6. Northern Leopard Frog
Northern Leopard frogs are found across most of Minnesota, but they can be hard to spot. Look for them underwater during spring and summer months and seek out shallow ponds, marshes, and wetlands.
They’re usually gray or brown in color with spots along their body.
Northern Leopard frogs (Lithobates Pipiens) are mostly harmless unless picked up by humans who are unaware.
They are unaware that these species release a toxin through their skin that can cause numbness for a few hours. If you do see one, just enjoy it from afar!
7. Eastern Gray Treefrog
The eastern gray treefrog (Hyla Versicolor) is a small frog measuring between 2 and 3 inches long. It has gray, black, or brown skin with spots or bands on its back that are darker than its belly.
This treefrog likes to live near moist forests and wooded areas. Unlike other frogs, these creatures love to climb trees and rarely come down from their treetop homes.
They have adhesive disks on their toes to help them climb trees easily. If a predator approaches these tree frogs while they’re hanging out high up on a branch, they jump off and splash into a nearby body of water.
8. Cope’s Gray Treefrog
Cope’s gray treefrog (Hyla chrysoscelis) is a small species, ranging from 1.7 to 2.2 inches (4.3-5.6 cm) long, including its sticky toes.

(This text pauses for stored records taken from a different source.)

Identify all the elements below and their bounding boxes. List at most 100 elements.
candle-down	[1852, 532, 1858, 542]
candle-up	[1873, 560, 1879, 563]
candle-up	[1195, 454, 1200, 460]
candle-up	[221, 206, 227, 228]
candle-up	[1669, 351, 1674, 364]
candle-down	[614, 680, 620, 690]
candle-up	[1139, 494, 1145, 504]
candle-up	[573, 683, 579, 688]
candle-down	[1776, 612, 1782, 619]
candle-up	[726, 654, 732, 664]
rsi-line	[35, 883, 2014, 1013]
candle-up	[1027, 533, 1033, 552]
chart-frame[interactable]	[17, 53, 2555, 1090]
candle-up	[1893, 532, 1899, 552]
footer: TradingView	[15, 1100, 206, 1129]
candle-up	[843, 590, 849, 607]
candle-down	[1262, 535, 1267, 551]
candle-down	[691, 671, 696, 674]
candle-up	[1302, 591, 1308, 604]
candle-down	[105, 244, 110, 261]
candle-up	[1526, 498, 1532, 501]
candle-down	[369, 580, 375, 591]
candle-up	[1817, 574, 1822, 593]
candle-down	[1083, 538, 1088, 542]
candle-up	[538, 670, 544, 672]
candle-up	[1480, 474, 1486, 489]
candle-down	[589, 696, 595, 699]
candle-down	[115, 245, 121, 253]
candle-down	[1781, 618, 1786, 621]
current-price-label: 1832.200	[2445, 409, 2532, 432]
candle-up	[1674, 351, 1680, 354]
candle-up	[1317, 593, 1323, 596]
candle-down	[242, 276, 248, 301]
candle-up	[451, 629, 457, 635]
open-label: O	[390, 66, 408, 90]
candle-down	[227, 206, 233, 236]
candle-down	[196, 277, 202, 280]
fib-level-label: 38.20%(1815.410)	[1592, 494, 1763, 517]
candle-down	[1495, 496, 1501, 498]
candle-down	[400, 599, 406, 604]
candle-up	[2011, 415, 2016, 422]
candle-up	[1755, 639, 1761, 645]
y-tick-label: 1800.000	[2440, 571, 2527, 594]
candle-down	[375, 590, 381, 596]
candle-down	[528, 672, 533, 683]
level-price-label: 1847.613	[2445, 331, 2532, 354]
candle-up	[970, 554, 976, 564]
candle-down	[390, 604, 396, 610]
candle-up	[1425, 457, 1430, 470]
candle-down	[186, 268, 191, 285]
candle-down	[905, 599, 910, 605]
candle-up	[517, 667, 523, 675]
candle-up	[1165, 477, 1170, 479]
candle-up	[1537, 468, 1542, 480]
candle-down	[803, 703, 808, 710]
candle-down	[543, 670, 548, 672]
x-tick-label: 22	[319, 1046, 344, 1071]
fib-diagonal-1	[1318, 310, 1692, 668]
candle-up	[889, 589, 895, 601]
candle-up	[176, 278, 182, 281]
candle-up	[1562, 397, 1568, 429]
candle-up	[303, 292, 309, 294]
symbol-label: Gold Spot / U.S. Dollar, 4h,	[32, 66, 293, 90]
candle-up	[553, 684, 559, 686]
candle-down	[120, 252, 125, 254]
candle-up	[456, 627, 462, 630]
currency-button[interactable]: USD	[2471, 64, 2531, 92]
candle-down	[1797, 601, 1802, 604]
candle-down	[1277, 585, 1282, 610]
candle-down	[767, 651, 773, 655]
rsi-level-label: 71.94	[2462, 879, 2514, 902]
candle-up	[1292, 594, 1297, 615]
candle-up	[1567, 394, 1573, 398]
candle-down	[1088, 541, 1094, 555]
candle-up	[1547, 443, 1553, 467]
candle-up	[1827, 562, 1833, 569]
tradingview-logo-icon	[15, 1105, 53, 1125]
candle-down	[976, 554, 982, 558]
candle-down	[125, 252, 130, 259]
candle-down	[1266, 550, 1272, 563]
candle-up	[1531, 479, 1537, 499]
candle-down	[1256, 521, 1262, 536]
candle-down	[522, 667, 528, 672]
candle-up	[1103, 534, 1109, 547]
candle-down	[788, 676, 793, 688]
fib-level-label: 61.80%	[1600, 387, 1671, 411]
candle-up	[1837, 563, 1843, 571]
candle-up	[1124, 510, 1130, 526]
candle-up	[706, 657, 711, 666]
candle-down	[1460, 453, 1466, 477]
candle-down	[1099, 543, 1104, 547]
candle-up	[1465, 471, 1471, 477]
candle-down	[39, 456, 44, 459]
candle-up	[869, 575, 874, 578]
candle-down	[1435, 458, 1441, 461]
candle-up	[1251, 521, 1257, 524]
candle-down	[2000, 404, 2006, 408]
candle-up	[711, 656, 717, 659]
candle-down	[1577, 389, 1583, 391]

It has a narrow snout and distinctive cream or yellow spots on its legs; males have dark throats while females do not.
This species breeds after ice-off (typically late April/early May) when male Cope’s gray tree frogs call to attract females at woodland ponds. Also, on marshy areas near water bodies, sometimes even in their backyards!
9. Spring Peeper
One of the types of frogs in Minnesota (Pseudacris Crucifer), spring peepers, is unmistakable. Their bright green color sets them apart from all other frogs, but so does their call.
Males make a high-pitched tink or vink during the breeding season. Spring peepers have particularly large toe pads, which help them climb up and down trees. This may be advantageous because they mainly hunt insects that live on leaves.
10. Boreal Chorus Frog
The boreal chorus frog is one of the types of frogs in Minnesota. It is found throughout the southern and central portions of the state. Adults reach an average length between three and four inches, with females growing larger than males.
In addition, it has a greenish-brown back and sides with a yellow or tan belly. There are small dots on its upper body that sometimes look like eyes—but they aren’t!
11. Blanchard’s Cricket Frog
The Blanchard’s Cricket Frog (Acris blanchardi) is also among the types of frogs in Minnesota, United States. The frog ranges from 2.9 to 3.2 centimeters long, with females larger than males.
The head is broad and flat, while adult frogs range from dull green to brownish red and are sometimes blotched.
Tadpoles hatch at two millimeters long, maturing after one year when they are three to four centimeters long.
If you’re interested in frogs, Minnesota is the place to be because it’s home to one of the most diverse frog populations in the United States.
Amongst the thousands of other species of frogs that call Minnesota home, there are different varieties that are native to this state.
Minnesota’s climate and geography provide some of the most suitable conditions for frogs to live in, and we have more varieties of frogs than any other state in the union.
With such a wide array of options, choosing what type of frog you want to take home from your next visit to the Minnesota state fair or your local pet store can be difficult.
Check out this list of the most popular types of frogs in Minnesota. It will help you find out which one would be best suited for your new pet!